This is how we can add a NodePool for spot instances:

    ...
    spec:
      template:
        spec:
          requirements:
            - key: karpenter.sh/capacity-type
              operator: In
              values: ["spot"]
    ...

if the requirement karpenter.sh/capacity-type is set to math both "on-demand" and "spot", then Karpenter will prefer spot instances and automatically fallback to on-demand during shortages.

GPU nodes

If you are doing maching learning, chances are you will need GPUs in your cluster!

Here is how we can setup a GPU-compatible EC2NodeClass with Karpenter:

Click to reveal code
      name: deeplearning
      namespace: karpenter
    spec:
      amiFamily: AL2
      amiSelectorTerms:
        - name: amazon-eks-gpu-node-${module.eks.cluster_version}-v20240703  # optimized gpu ami
      role: ${module.karpenter.node_iam_role_name}
      # increase static storage size to handle large DL images
      blockDeviceMappings:
      - deviceName: /dev/xvda
        ebs:
          volumeSize: ${var.volume_size_gb} # set to something like 100Gi
          volumeType: gp3
          iops: 10000
          deleteOnTermination: true
          throughput: 125
      subnetSelectorTerms:
        - tags:
            karpenter.sh/discovery: ${module.eks.cluster_name}
      securityGroupSelectorTerms:
        - tags:
            karpenter.sh/discovery: ${module.eks.cluster_name}
      tags:
        karpenter.sh/discovery: ${module.eks.cluster_name}}
      disruption:
        consolidationPolicy: WhenUnderutilized
      expireAfter: 720h
  YAML
}

You can explore EKS AMI releases for more images.

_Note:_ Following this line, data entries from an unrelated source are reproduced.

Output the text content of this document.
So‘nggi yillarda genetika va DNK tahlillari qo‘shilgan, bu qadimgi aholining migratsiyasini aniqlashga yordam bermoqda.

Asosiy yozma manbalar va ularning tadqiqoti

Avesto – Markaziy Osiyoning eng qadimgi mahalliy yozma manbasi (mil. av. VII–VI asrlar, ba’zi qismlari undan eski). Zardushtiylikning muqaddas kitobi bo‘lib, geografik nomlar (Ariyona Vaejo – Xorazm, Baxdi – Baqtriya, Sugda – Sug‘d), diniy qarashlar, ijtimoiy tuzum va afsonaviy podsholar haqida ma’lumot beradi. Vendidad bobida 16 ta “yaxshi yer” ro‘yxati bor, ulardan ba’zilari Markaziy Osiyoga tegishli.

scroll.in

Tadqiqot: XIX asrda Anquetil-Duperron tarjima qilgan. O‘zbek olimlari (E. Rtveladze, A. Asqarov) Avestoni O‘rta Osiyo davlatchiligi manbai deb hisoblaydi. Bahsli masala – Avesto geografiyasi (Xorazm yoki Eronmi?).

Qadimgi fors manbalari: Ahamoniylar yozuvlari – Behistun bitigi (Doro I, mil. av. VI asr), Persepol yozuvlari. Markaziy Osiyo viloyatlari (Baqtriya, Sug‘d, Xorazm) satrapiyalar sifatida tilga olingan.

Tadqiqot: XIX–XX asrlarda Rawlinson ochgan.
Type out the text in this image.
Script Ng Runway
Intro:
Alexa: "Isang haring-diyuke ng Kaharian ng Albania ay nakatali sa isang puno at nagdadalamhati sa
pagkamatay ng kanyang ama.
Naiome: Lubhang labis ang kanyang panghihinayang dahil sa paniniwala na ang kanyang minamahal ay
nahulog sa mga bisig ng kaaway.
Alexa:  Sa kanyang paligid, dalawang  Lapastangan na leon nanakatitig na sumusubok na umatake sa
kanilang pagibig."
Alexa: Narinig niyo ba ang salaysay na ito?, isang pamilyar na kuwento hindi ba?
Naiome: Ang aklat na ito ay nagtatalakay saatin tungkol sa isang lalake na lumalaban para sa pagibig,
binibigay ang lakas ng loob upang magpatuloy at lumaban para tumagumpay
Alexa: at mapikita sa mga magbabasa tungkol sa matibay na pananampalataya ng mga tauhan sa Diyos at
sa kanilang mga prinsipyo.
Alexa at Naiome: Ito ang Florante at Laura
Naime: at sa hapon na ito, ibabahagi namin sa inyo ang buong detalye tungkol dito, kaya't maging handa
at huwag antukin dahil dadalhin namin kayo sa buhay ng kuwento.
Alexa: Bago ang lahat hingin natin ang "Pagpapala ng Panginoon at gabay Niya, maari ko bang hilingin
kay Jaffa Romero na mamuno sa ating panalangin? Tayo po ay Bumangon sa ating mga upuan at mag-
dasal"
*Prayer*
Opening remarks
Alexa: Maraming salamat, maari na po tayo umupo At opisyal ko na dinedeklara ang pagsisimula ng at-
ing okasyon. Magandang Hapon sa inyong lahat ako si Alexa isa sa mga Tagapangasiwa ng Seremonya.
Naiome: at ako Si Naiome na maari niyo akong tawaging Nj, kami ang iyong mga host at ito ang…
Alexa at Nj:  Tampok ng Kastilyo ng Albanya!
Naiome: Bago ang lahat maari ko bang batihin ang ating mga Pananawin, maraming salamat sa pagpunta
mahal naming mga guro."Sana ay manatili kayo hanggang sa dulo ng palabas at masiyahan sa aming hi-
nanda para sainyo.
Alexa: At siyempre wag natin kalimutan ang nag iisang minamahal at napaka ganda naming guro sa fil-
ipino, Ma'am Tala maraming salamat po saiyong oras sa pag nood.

Now, let’s reference this EC2NodeClass to create a NodePool:

    ...
    spec:
      nodeClassRef:
        name: ${kubectl_manifest.karpenter-node-class-deeplearning.name}
      requirements:
        - key: kubernetes.io/arch
          operator: In
          values: ["amd64"]
        - key: kubernetes.io/os
          operator: In
          values: ["linux"]
        - key: karpenter.k8s.aws/instance-gpu-count
          operator: Gt
          values: ["0"]
        - key: karpenter.k8s.aws/instance-gpu-manufacturer
          operator: In
          values: ["nvidia"]
    ...

The requirements field here is really versatile and can be changed according to specific needs.

DNS caching

The last component to complete the hyper scaling setup is NodeLocal DNS Cache. It’s really important to set it up, otherwise launching more than ~500 pods will result in frequent Temporary Name Resolution Failure when accessing AWS services such as S3 or RDS.


resource "helm_release" "node-local-dns" {
  namespace  = "kube-system"
  name       = "node-local-dns"
  repository = "https://charts.deliveryhero.io"
  chart      = "node-local-dns"
  version    = "2.0.9"
  wait       = true
}

I haven’t included supporting Terraforms files (providers.tf, variables.tf and outputs.tf) above since they are self-explanatory.

Now, let’s get to the ingress LoadBalancer setup.

Cloud District

We are aiming to expose (securely) our Kubernetes services to the outside world, and we are not running away from Load Balancers, various middlewares, autentication, route management, SSL certificates, and so on. Setting all of this in automated fasion for Branch Deployments might get really complicated.

Traefik and Cert Manager are the two mainstream free and open source Kubernetes applications often used to solve this kind of problems. I will give a brief explanation below, but the reader is welcome to dive into their documentation.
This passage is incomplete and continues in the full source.